Green Operations

What Fleet Managers Should Know About Idle Limiters

July 2010, Green Fleet Magazine - Feature

by Sean Lyden - Also by this author

What if you could lower your truck fleet's fuel costs by 10, 15, or even 20 percent? What if you could extend maintenance intervals and require fewer oil changes per truck, without lightening the truck's workload? What if you could significantly reduce your fleet's carbon footprint to substantiate your company's green initiatives?

What if you could achieve all three objectives at once for a one-time investment of $200-$500 per truck?

That's the value proposition manufacturers of engine idle limiters are posing to fleet managers. Connected to a truck computer, an idle limiter module automatically detects how long the vehicle idles and cuts off the engine according to a programmed amount of time, typically 3-5 minutes. Idle limiters are available as a manufacturer-installed option on most new trucks or the systems can be retrofitted on an existing fleet.

Reduce Fuel & Maintenance Costs

Why consider idle limiters?

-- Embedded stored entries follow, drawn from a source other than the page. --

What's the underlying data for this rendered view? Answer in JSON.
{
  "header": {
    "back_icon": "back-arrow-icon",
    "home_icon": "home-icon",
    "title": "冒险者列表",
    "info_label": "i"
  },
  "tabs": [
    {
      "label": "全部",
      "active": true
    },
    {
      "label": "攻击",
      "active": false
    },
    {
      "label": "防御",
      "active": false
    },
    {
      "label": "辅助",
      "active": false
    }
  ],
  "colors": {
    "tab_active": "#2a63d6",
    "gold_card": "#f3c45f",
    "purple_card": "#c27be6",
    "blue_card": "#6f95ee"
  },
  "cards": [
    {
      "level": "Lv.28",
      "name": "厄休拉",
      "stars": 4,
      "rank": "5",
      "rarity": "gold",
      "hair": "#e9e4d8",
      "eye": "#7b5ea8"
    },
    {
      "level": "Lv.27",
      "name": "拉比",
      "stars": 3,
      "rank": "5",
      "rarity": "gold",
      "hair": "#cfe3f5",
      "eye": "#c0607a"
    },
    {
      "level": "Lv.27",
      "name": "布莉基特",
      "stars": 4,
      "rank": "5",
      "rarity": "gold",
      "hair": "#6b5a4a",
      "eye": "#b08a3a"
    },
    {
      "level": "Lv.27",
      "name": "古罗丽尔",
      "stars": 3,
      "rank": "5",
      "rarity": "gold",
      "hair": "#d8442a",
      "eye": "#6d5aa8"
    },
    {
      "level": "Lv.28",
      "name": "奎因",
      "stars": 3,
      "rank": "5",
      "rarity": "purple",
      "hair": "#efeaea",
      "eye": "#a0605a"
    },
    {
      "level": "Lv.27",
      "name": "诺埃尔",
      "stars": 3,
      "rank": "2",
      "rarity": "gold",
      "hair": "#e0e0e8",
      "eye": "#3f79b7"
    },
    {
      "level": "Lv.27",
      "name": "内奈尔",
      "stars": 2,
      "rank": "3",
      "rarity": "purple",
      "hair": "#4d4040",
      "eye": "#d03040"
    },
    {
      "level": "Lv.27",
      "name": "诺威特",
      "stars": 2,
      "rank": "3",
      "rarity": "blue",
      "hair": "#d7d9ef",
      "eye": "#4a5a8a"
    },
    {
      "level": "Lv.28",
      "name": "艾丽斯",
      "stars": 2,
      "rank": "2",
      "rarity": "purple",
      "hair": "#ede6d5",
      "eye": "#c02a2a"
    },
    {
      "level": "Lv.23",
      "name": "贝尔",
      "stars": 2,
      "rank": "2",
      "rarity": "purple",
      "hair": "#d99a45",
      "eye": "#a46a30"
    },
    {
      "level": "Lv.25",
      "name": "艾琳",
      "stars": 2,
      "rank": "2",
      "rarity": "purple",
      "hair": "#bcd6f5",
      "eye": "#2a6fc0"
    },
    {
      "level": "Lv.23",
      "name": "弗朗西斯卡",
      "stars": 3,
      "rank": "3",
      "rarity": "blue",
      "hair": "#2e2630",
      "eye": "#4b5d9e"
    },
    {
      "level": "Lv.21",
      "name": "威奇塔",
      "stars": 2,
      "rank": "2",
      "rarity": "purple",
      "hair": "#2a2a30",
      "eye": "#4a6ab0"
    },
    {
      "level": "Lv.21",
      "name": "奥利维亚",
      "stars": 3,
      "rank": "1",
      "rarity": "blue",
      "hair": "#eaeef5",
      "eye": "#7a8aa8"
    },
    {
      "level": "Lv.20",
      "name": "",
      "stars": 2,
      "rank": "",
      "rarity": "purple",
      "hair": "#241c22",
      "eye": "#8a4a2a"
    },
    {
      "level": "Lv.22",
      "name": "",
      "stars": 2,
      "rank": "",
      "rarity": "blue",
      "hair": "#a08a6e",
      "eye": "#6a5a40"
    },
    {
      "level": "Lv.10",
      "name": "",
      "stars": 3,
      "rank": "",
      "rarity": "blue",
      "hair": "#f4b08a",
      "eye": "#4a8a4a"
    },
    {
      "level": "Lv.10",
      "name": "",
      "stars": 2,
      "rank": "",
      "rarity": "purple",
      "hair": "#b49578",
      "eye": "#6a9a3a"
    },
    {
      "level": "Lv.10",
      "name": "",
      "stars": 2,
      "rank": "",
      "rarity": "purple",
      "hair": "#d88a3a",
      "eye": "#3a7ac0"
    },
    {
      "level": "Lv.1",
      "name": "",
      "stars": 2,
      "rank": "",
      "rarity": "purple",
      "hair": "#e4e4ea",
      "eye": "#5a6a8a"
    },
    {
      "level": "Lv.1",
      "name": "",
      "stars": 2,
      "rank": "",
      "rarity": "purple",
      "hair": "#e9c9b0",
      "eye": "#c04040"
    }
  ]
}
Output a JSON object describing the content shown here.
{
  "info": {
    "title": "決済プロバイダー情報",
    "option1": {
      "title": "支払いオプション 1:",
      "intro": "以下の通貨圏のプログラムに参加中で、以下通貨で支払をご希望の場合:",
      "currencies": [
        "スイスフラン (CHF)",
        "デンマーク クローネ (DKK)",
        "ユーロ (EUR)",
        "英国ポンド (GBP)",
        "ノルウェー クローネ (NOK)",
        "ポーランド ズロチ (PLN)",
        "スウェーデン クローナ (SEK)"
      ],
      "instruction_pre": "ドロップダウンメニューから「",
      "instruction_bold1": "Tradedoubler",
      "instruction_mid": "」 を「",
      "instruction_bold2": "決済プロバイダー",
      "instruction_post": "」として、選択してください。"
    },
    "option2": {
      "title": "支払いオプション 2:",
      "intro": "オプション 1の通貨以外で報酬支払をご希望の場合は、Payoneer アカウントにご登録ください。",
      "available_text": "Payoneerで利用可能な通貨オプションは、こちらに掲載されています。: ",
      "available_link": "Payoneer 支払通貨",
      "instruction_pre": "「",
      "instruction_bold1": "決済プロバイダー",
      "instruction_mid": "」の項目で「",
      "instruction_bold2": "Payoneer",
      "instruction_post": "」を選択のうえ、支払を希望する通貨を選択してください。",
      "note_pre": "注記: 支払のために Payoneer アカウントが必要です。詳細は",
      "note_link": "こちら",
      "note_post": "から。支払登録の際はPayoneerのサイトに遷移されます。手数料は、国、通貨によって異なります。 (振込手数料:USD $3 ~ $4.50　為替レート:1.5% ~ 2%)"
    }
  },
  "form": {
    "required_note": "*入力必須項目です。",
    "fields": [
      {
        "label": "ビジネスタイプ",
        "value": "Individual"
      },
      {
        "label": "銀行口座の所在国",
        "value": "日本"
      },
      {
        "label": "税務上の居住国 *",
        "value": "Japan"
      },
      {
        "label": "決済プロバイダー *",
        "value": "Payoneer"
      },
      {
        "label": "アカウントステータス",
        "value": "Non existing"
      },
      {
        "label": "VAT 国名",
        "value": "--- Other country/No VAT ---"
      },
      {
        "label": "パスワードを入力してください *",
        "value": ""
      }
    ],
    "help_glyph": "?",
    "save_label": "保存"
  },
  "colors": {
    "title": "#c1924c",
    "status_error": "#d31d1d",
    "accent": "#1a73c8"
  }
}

Proponents point to unnecessary idling, such as leaving the truck running while making deliveries, as a major source of fuel waste. According to the U.S. Environmental Protection Agency (EPA) a typical commercial truck can waste a half-gallon of diesel fuel per hour while idling. Unnecessary idling just two hours per day squanders $780 per year per truck, based on $3 per gallon. For a fleet of 10 trucks, that's $7,800 in annual fuel savings. Expand that figure over 100 trucks ... you get the idea.

According to Don Malone, president of Malone Specialty Inc., a Mentor, Ohio-based firm that supplies idle limiters to truck manufacturers and several of the nation's largest fleets, the payoff in fuel savings alone is usually within six months.

Another benefit: reduced idling causes less engine wear and tear, allowing fleets to extend oil change cycles and lowering overall maintenance costs.

Comply with Local Anti-Idling Laws

Not only is idle reduction better for the environment, it's also the law in more than 40 states and local government jurisdictions. Fines for non-compliance can range from $50 to $2,500 and more per incident.

"Cities are looking for more ways to collect revenues in a down economy," says Malone. "[Enforcing anti-idling laws] is one way they're doing it."